Wednesday, August 24, 2011

RDBMS to NoSQL

RDBMS: The Awesome and not to so much

Relational database (RDBMS) technology, a “scale-up” technology that has not fundamentally changed in over 40 years, continues to be the default choice for holding data behind Web applications.

Database technology has not kept pace. Relational database technology, invented in
the 1970s and still in widespread use today, was optimized for the applications, users and infrastructure of that era. In some regards, it is the last domino to fall in the inevitable march toward a fully-distributed software architecture. While a number of bandaids have extended the useful life of the technology (horizontal and vertical sharding, distributed caching
and data denormalization), these tactics nullify key benefits of the relational model while increasing total system cost and complexity.
Long story short, you could do and try many ways to scale RDBMS, like
Sharding
Denormalize
Distributed Caching
ORM: Again better but not so much

While I’m talking about RDBMS, how can we ignore ORM frameworks. If you’re an architect/application developer, you’ll no doubt be familiar with the many object-relational mapping (ORM) frameworks that have sprung up in recent years to help ease the difficulty in mapping application objects to a relational model. Again, for small systems, ORM can be a relief. But it also introduces new problems of its own, such as extended memory requirements, and it often pollutes the application code with increasingly unwieldy mapping code.

Good luck, if you trying to achieve performance, Scalability playing with above options. If I were you and I have the power to change architecture, I would choose following option. I would like to say that may be not all the applications are fit for this, but you can design most of the applications with “NoSQL” solution.

I would like to mention one Quote, I read it some where “If you can’t split it, you can’t scale it”

Here come's “NoSQL” Solution:

While vendor for these RDBMS has very little incentive to disturbt a technology generating billions of dollor for them. Companies like such as Facebook, Google and Amazon were, out of necessity, forced to invent new approaches to data management. These “NoSQL” or non-relational database technologies are a better match for the needs
of modern interactive software systems. But not every company can or should develop, maintain and support its own database technology. Building upon the pioneering research at these and other leading-edge organizations, commercial suppliers of NoSQL database technology have emerged to offer database technology purpose-built to enable the cost- effective management of data behind modern Web and mobile applications.

While implementations differ, NoSQL database management systems share a common set of characteristics:
No schema required
Data can be inserted in a NoSQL database without first defining a rigid database schema. As a corollary, the format of the data being inserted can be changed at any time, without application disruption.

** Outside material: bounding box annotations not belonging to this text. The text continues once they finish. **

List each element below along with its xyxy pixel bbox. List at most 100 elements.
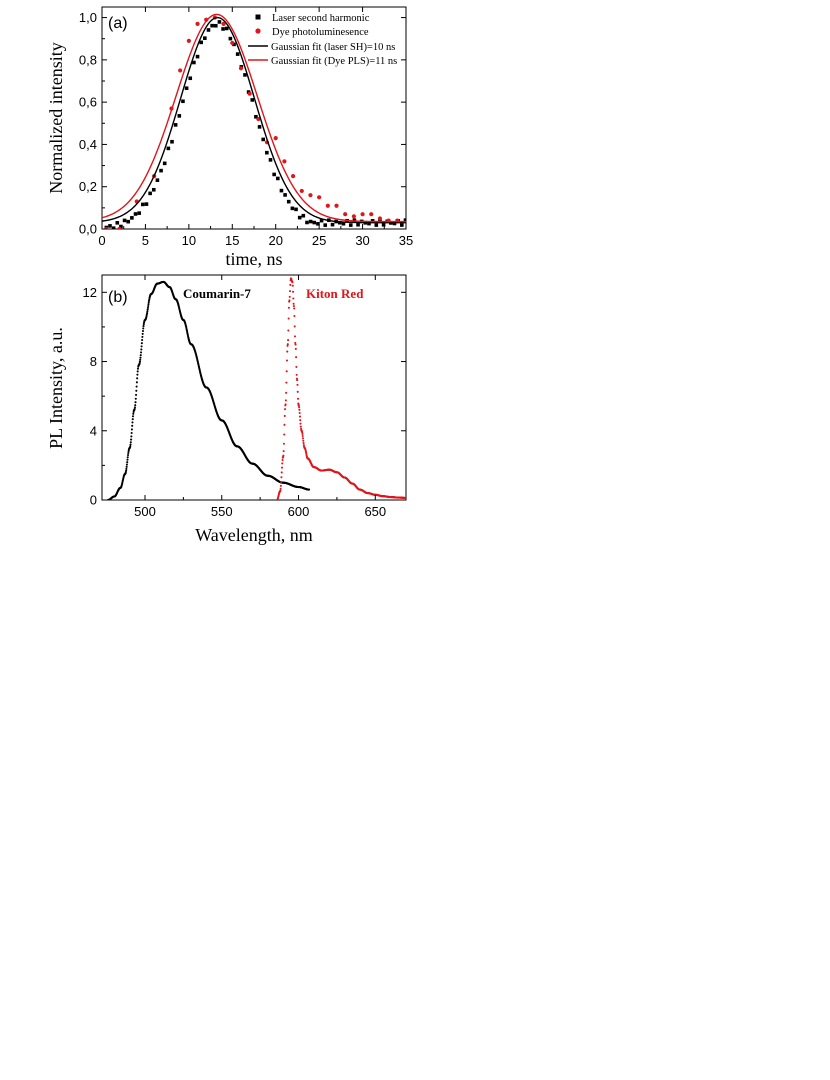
point-dye-pl [369,212,374,217]
point-coumarin-7 [146,312,149,315]
point-coumarin-7 [135,389,138,392]
panel-b-x-axis-title: Wavelength, nm [195,525,313,545]
point-kiton-red [282,450,285,453]
point-kiton-red [296,390,299,393]
point-laser-sh [367,221,371,226]
point-coumarin-7 [126,456,129,459]
point-laser-sh [305,220,309,225]
point-kiton-red [284,399,287,402]
panel-a-label: (a) [108,15,128,32]
series-coumarin-7 [107,280,311,500]
point-laser-sh [119,224,123,229]
point-kiton-red [286,344,289,347]
point-kiton-red [288,299,291,302]
point-laser-sh [381,222,386,227]
point-coumarin-7 [130,431,133,435]
point-coumarin-7 [139,356,142,359]
point-kiton-red [299,422,302,425]
point-coumarin-7 [135,385,138,388]
point-laser-sh [213,23,218,28]
point-coumarin-7 [139,354,142,357]
panel-a-y-ticks: 0,0 0,2 0,4 0,6 0,8 1,0 [79,10,406,237]
point-dye-pl [238,66,244,71]
point-coumarin-7 [126,458,129,461]
point-laser-sh [308,219,313,224]
legend-label-dye-pl: Dye photoluminesence [272,27,369,38]
point-dye-pl [343,212,348,217]
point-laser-sh [297,215,302,220]
point-laser-sh [250,98,255,102]
point-kiton-red [289,283,292,286]
point-coumarin-7 [125,469,128,472]
point-laser-sh [316,222,320,226]
point-kiton-red [279,484,282,487]
x-tick-label: 20 [268,233,282,248]
point-kiton-red [294,343,297,346]
point-laser-sh [199,40,203,45]
point-kiton-red [302,439,305,442]
point-laser-sh [374,223,379,227]
point-kiton-red [284,403,287,406]
point-kiton-red [301,431,304,434]
panel-b-y-axis-title: PL Intensity, a.u. [46,327,66,449]
point-coumarin-7 [146,308,149,311]
point-dye-pl [195,21,200,27]
point-laser-sh [203,36,207,40]
point-kiton-red [285,359,289,362]
point-kiton-red [298,406,301,409]
point-laser-sh [323,223,328,227]
point-kiton-red [287,317,290,320]
panel-a-y-axis-title: Normalized intensity [46,42,66,193]
point-dye-pl [299,188,304,194]
point-coumarin-7 [147,303,150,306]
point-coumarin-7 [142,325,145,328]
y-tick-label: 0 [90,493,97,508]
point-laser-sh [392,221,397,226]
point-coumarin-7 [125,467,128,470]
point-dye-pl [360,212,365,217]
point-laser-sh [126,219,131,224]
point-laser-sh [276,176,280,181]
legend-marker-dye-pl [255,28,261,34]
point-coumarin-7 [142,327,145,330]
y-tick-label: 4 [90,423,97,438]
point-kiton-red [298,415,302,418]
point-coumarin-7 [141,335,144,338]
point-laser-sh [403,218,406,222]
x-tick-label: 500 [134,504,156,519]
x-tick-label: 0 [98,233,105,248]
y-tick-label: 0,0 [79,222,97,237]
point-laser-sh [312,220,317,225]
x-tick-label: 600 [288,504,310,519]
point-laser-sh [235,52,240,56]
point-coumarin-7 [136,373,139,376]
point-kiton-red [302,444,305,447]
point-laser-sh [181,99,185,104]
point-coumarin-7 [139,351,143,354]
annotation-coumarin-7: Coumarin-7 [183,286,251,301]
x-tick-label: 5 [142,233,149,248]
point-kiton-red [286,350,289,353]
x-tick-label: 25 [312,233,326,248]
point-kiton-red [302,442,305,445]
point-kiton-red [279,487,282,490]
point-dye-pl [290,174,296,179]
point-kiton-red [295,365,298,368]
point-laser-sh [243,73,247,77]
panel-a-plot-area [102,13,406,229]
point-coumarin-7 [134,401,137,404]
point-kiton-red [285,391,288,394]
point-kiton-red [280,476,283,479]
point-dye-pl [117,226,122,229]
point-kiton-red [296,397,300,400]
point-coumarin-7 [146,310,149,313]
point-laser-sh [141,202,145,207]
point-coumarin-7 [135,381,138,384]
y-tick-label: 1,0 [79,10,97,25]
point-laser-sh [188,76,193,81]
x-tick-label: 35 [399,233,413,248]
point-laser-sh [159,168,163,173]
point-kiton-red [281,462,284,465]
point-coumarin-7 [136,367,140,370]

This provides immense application flexibility, which ultimately delivers substantial business flexibility.
Auto-sharding (sometimes called “elasticity”). A NoSQL database automatically spreads data across servers, without requiring applications to participate. Servers can be added or removed from the data layer without application downtime, with data (and I/O) automatically spread across 
the servers. Most NoSQL databases also support data replication, storing multiple copies of data across the cluster, and even across data centers, to ensure high availability and support disaster recovery. A properly managed NoSQL database system should never need to be taken offline, for any reason, supporting 24x7x365 continuous operation 
of applications.

I think for this post, I’m going to leave it here and would come back and provide some of my favorite “NoSQL” solutions.